Numbers in Bascal Malay

On the left in bold is Bascal Malay and on the right is Standard Malay.

  • 1 - Se -Satu
  • 2 - Duwe - Dua
  • 3 - Tige - Tiga
  • 4 - Pak - Empat
  • 5 - Lime - Lima
  • 6 - Nang - Enam
  • 7 - Tujóh - Tujuh
  • 8 - Lapang - Lapan
  • 9 - Smilang - Sembilan
  • 10 - Spulóh - Sepuluh
  • 100 - Seghatóh - Seratus
  • 1000 - Seghibu - Seribu
  • 1000 000 - Sjuta - Sejuta

Bascal Malay Phrasebook

1. How are you - Ape Kabo (polite) or Guane Gamok (informal)

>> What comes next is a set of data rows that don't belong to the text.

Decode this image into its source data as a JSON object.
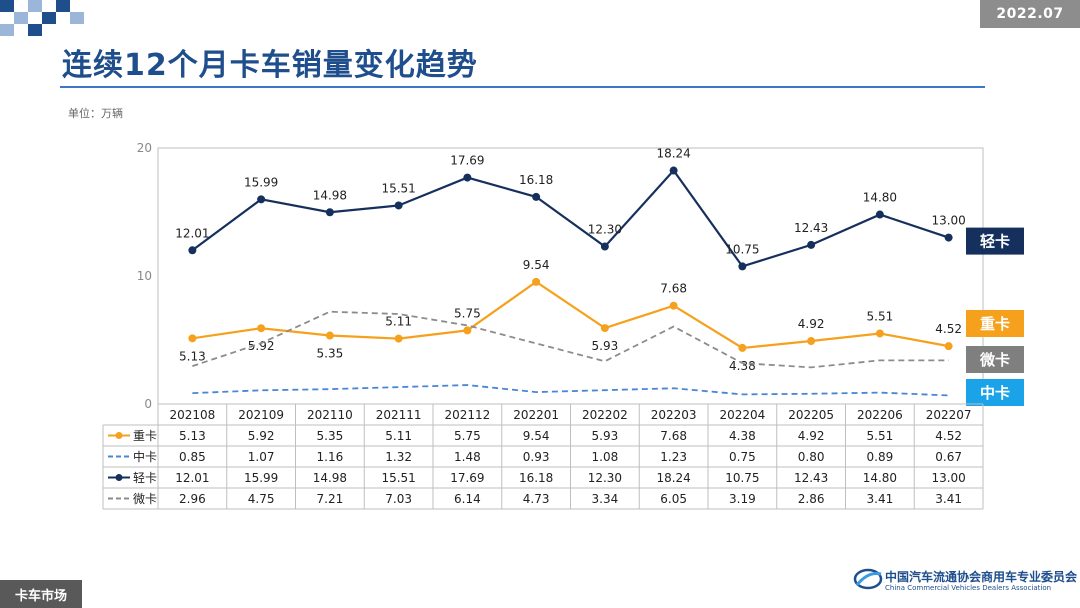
{
  "header": {
    "date": "2022.07",
    "title": "连续12个月卡车销量变化趋势",
    "unit": "单位：万辆"
  },
  "footer": {
    "section": "卡车市场",
    "org_cn": "中国汽车流通协会商用车专业委员会",
    "org_en": "China Commercial Vehicles Dealers Association"
  },
  "colors": {
    "heavy": "#f5a11d",
    "medium": "#4a86d6",
    "light": "#16305e",
    "micro": "#8c8c8c"
  },
  "chart_data": {
    "type": "line",
    "categories": [
      "202108",
      "202109",
      "202110",
      "202111",
      "202112",
      "202201",
      "202202",
      "202203",
      "202204",
      "202205",
      "202206",
      "202207"
    ],
    "ylim": [
      0,
      20
    ],
    "yticks": [
      0,
      10,
      20
    ],
    "series": [
      {
        "name": "重卡",
        "values": [
          5.13,
          5.92,
          5.35,
          5.11,
          5.75,
          9.54,
          5.93,
          7.68,
          4.38,
          4.92,
          5.51,
          4.52
        ],
        "color": "#f5a11d",
        "style": "solid",
        "marker": "circle",
        "label_bg": "#f5a11d"
      },
      {
        "name": "中卡",
        "values": [
          0.85,
          1.07,
          1.16,
          1.32,
          1.48,
          0.93,
          1.08,
          1.23,
          0.75,
          0.8,
          0.89,
          0.67
        ],
        "color": "#4a86d6",
        "style": "dashed",
        "marker": "none",
        "label_bg": "#1aa3e8"
      },
      {
        "name": "轻卡",
        "values": [
          12.01,
          15.99,
          14.98,
          15.51,
          17.69,
          16.18,
          12.3,
          18.24,
          10.75,
          12.43,
          14.8,
          13.0
        ],
        "color": "#16305e",
        "style": "solid",
        "marker": "circle",
        "label_bg": "#16305e"
      },
      {
        "name": "微卡",
        "values": [
          2.96,
          4.75,
          7.21,
          7.03,
          6.14,
          4.73,
          3.34,
          6.05,
          3.19,
          2.86,
          3.41,
          3.41
        ],
        "color": "#8c8c8c",
        "style": "dashed",
        "marker": "none",
        "label_bg": "#7f7f7f"
      }
    ],
    "table_row_order": [
      0,
      1,
      2,
      3
    ],
    "label_order": [
      2,
      0,
      3,
      1
    ]
  }
}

2. Fine - Ambe séhak/Kabo baèk

3. My Name is - Name ambe/aku/saye ______

4. I am happy to meet you - Ambe/Aku/Saye gembighe dapak jupe nge mung/awok/deme

5. Thank you- Mmasèh/Teghime Kasèh

6. Yes - Ye(polite)/Ho(informal)

7. No - Dok

8. Good Morning - Slamak Pagi

9. Good Afternoon - Slamak Tengohaghi

10. Good Evening - Slamak Petang

11. Good Night - Slamak Malang(malang also means bad luck, the difference is the "a" sounding, maalang (bad luck), malaang (night)).

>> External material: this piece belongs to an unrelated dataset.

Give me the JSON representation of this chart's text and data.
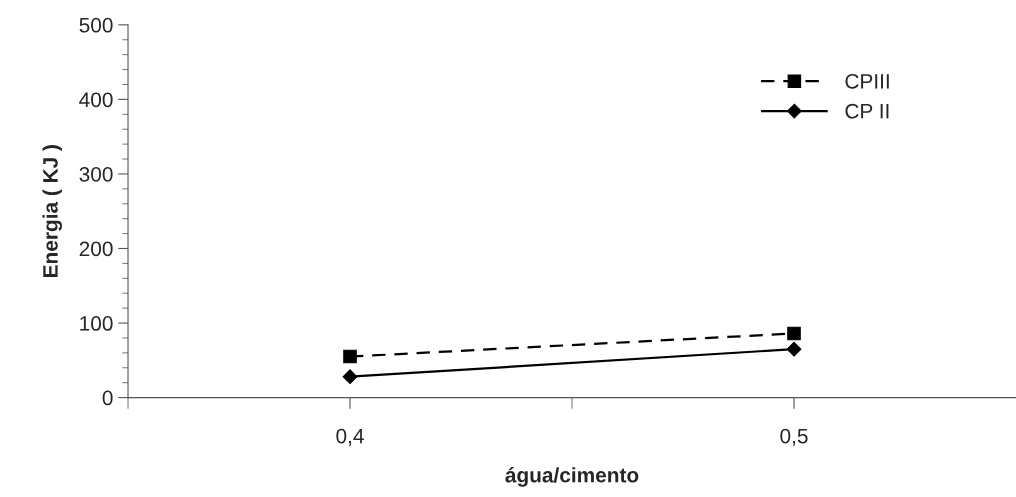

Universal declaration of human rights

Standard Malay Bascal Malay English
Semua manusia dilahirkan bebas dan samarata dari segi maruah dan hak-hak. Mereka mempunyai pemikiran dan perasaan hati dan hendaklah bertindak di antara satu sama lain dengan semangat persaudaraan. Sume maknusie lahèy bébah dang sameghate daghi segi maghuoh dang hok-hok. Setiak maknusie bulèh mmikèy dang ade peghasa'ang ati dang hendoklah ttindok antaghe satu same laèng dengang smangak pesaudaghe'ang. All human beings are born free and equal in dignity and rights. They are endowed with reason and conscience and should act towards one another in a spirit of brotherhood.

ISO 639-3

Bascal Malay did not have ISO 693-3 code, but use the Micronational Linguist Code "bml". It's parent language Terengganuan also did not have ISO 693-3 code but with a Linguist List Code "zlm-coa". Kelantanese, a language recognised by the State use ISO 693-3 code "mfa", similar to Pattani Malay.